Kenya’s start-up scene is growing, attracting venture capital from all over the world. For instance, in 2017 alone, private equity and venture capital firms injected sh43.57 billion into the country’s economy as per the latest data from the East Africa Private Equity and Venture Capital Association.
However, as excitement grows over the possibility getting millions of shillings in funding, Kenyan start-ups should approach venture capital with caution. Here are a few things to know about raising venture capital.
- How venture capitalists (VCs)make money
VCs make money by investing in companies at low valuation through multiple rounds of funding and then exiting at a higher value through an Initial Public Offering (IPO), merger into a public company, asset sale etc. However, they do not always succeed; a study by Harvard Business School researcher Shikhar Gosh found that 75 percent of start-ups failed to return their investment.
This is important to know so that with every deal made, the entrepreneur knows what the investor is aiming for in the long-term and that it is a risk for them too.
- Search for product-market fit before raising seed fund
Make a prototype for your business idea and continuously test it with the market to discover your market segment, validate that customers exist and need your product/service, additionally, you’ll secure early adopters in the process. Once you have a product-market fit then start fund raising.
- Find and close a lead investor
A lead investor is a firm that will take at least a third of your fund raising round and are very significant because at times, other investors only commit after the lead has invested. Nevertheless, make sure you have spent time with your lead investor to ascertain that they are people you could work with well.
- Hire first employees with stock options
You have successfully raised seed fund, and perhaps given 25 percent of your business to investors. Now set aside another 10 percent for your first employees in form of stock options (not shares). Stock options are rights that you give allowing people to buy common stock at a specified price within a pre-determined time.
Let’s say employee B joined the company when your start-up was valued sh1 per stock, stock options gives them the privilege of buying your company’s stock at a sh1 price within an agreed period of time even if the value of the company stock rises to sh10 per share . It is a reward to early employees for risking to work in a start-up.
- Raise additional investment
You have managed to raise a little bit of capital and hired a few employees to kick-start your business, however, opportunities are opening up and your business needs to grow to exploit them, it’s time for additional investment.

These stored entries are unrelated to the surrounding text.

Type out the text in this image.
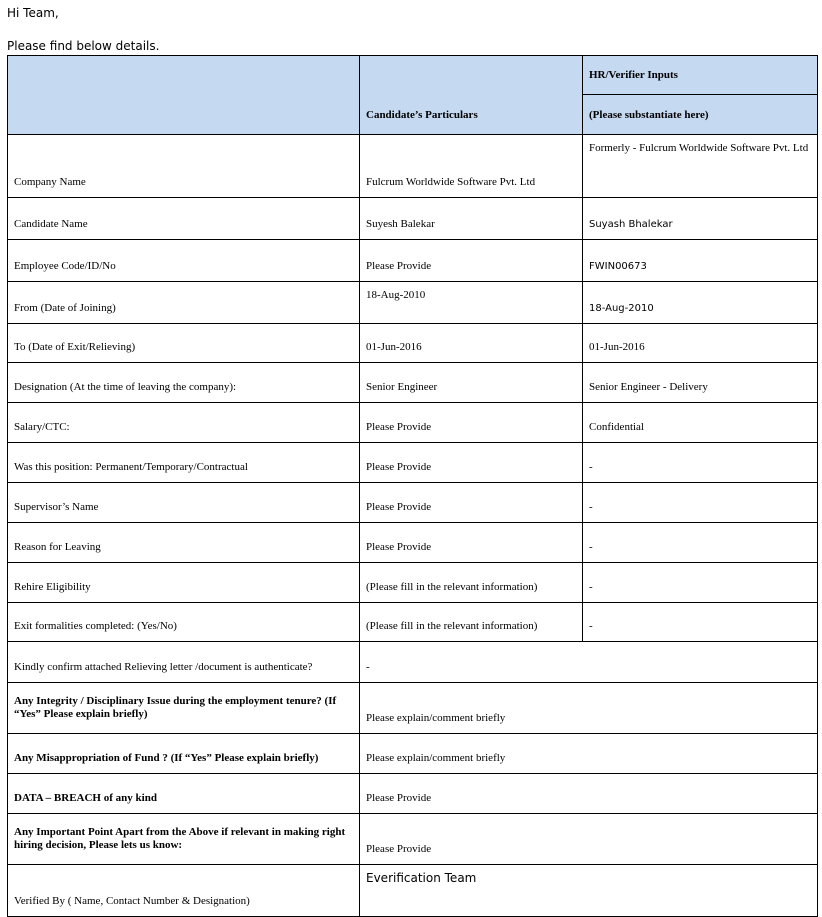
Hi Team,
Please find below details.
	Candidate’s Particulars	HR/Verifier Inputs
		(Please substantiate here)
Company Name	Fulcrum Worldwide Software Pvt. Ltd	Formerly - Fulcrum Worldwide Software Pvt. Ltd
Candidate Name	Suyesh Balekar	Suyash Bhalekar
Employee Code/ID/No	Please Provide	FWIN00673
From (Date of Joining)	18-Aug-2010	18-Aug-2010
To (Date of Exit/Relieving)	01-Jun-2016	01-Jun-2016
Designation (At the time of leaving the company):	Senior Engineer	Senior Engineer - Delivery
Salary/CTC:	Please Provide	Confidential
Was this position: Permanent/Temporary/Contractual	Please Provide	-
Supervisor’s Name	Please Provide	-
Reason for Leaving	Please Provide	-
Rehire Eligibility	(Please fill in the relevant information)	-
Exit formalities completed: (Yes/No)	(Please fill in the relevant information)	-
Kindly confirm attached Relieving letter /document is authenticate?	-	
Any Integrity / Disciplinary Issue during the employment tenure? (If “Yes” Please explain briefly)	Please explain/comment briefly	
Any Misappropriation of Fund ? (If “Yes” Please explain briefly)	Please explain/comment briefly	
DATA – BREACH of any kind	Please Provide	
Any Important Point Apart from the Above if relevant in making right hiring decision, Please lets us know:	Please Provide	
Verified By ( Name, Contact Number & Designation)	Everification Team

When approaching venture capitalists for a second round of fund raising, you have an option-pun intended, to sell stock or stock options to investors. The value of your company will have grown from the first round of investment and thus likely to get more investment for less shares given out.
All things considered, venture capital is useful, however, it’s not the only source of financing, there are other financing methods that don’t dilute ownership e.g. Loans, grants, bootstrapping etc. try them too.